Sie ermöglicht eine genaue und reproduzierbare relative Proteinquantifizierung in einer bisher unerreichten Tiefe.
SILAC (stable isotope labeling by amino acids in cell culture) is an effective method for quantitative proteomics in microorganisms. It enables
accurate and reproducible relative protein quantitation at unprecedented
depth of analysis.
ó SILAC (stable isotope labeling by amino
acids in cell culture) [1] ist eine geeignete
Methode, um die Proteome verschiedener
Zellzustände quantitativ zu vergleichen, beispielsweise Knock-out-Mutanten gegen Wildtyp oder behandelte gegen nicht behandelte
Kontrollzellen.
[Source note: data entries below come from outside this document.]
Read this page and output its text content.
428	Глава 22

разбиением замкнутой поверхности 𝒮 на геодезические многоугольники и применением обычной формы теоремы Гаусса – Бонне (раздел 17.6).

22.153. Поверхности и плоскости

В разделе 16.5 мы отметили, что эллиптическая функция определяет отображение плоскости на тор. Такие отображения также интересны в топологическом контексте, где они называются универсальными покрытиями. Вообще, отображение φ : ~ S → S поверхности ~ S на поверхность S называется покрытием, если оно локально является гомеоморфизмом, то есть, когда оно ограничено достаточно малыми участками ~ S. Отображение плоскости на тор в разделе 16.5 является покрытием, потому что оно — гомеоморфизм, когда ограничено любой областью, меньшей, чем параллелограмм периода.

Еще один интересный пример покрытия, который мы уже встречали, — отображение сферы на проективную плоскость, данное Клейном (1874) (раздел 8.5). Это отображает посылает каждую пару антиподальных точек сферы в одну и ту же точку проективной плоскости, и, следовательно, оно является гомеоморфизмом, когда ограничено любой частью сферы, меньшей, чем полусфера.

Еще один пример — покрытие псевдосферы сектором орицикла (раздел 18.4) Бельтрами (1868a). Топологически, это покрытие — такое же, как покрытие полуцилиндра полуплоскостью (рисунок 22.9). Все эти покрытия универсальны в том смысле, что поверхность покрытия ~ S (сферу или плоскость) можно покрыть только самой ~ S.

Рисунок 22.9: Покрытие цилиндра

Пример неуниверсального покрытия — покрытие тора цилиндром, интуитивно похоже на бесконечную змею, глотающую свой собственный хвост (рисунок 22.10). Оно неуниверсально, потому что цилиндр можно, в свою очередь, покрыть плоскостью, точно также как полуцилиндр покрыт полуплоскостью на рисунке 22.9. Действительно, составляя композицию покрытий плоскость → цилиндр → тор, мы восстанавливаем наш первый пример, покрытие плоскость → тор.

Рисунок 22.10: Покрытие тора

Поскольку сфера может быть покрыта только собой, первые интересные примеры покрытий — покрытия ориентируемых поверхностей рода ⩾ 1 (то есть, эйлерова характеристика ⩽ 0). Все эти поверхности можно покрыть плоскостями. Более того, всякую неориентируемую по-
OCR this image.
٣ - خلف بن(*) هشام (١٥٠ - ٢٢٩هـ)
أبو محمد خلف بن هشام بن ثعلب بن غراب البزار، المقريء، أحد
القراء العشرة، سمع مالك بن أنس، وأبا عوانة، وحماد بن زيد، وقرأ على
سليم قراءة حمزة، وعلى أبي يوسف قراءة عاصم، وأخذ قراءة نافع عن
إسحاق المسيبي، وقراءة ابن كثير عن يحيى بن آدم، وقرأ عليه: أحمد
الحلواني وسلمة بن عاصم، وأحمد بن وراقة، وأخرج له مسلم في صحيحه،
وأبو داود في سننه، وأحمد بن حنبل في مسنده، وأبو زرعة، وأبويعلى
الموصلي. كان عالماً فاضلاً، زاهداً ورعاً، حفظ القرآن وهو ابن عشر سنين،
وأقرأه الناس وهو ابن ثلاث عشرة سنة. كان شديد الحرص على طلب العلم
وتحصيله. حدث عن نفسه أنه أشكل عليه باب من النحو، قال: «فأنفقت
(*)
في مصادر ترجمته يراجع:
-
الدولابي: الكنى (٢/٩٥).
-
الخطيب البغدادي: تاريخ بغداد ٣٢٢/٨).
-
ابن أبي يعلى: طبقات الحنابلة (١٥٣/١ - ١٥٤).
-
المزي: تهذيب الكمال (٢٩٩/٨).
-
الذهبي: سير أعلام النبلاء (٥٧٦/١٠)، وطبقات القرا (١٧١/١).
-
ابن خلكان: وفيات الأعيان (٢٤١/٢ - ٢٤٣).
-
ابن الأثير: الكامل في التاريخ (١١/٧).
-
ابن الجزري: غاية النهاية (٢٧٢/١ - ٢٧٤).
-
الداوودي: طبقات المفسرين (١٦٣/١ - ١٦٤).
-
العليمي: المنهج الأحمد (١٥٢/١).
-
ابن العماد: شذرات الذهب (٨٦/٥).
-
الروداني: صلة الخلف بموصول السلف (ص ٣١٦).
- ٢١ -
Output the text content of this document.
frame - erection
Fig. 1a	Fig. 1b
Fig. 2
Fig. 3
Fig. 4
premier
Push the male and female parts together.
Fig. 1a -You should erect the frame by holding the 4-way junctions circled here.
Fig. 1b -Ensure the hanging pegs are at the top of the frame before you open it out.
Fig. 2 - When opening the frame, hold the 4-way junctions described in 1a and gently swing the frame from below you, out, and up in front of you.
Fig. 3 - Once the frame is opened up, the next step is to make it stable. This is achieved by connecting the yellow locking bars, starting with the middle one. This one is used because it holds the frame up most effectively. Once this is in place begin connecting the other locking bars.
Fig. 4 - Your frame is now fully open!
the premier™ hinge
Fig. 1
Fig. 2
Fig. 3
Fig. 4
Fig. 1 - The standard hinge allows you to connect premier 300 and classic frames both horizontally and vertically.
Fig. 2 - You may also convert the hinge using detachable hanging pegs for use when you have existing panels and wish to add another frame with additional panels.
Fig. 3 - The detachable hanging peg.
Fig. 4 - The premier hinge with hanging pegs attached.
Dazu werden die Proteine der
zu vergleichenden Zellen metabolisch über
den Einbau von stabile (nicht radioaktive) Isotope enthaltenden Aminosäuren unterschiedlich markiert. Diese Aminosäuren, die
eine bestimmte Anzahl 2H-, 13C- und 15N-Atome enthalten, werden dem Kulturmedium
zugesetzt, von den Zellen aufgenommen und
in alle neu gebildeten Proteine eingebaut.
Wenn die zu vergleichenden Proben nun
gemischt, die Proteine mit geeigneten Proteasen verdaut und die Peptide massenspektrometrisch gemessen werden, erhält man für
jedes Peptid ein Signalpaar mit einem spezifischen Massenunterschied bedingt durch den
Einbau der markierten Aminosäuren (Abb. 1).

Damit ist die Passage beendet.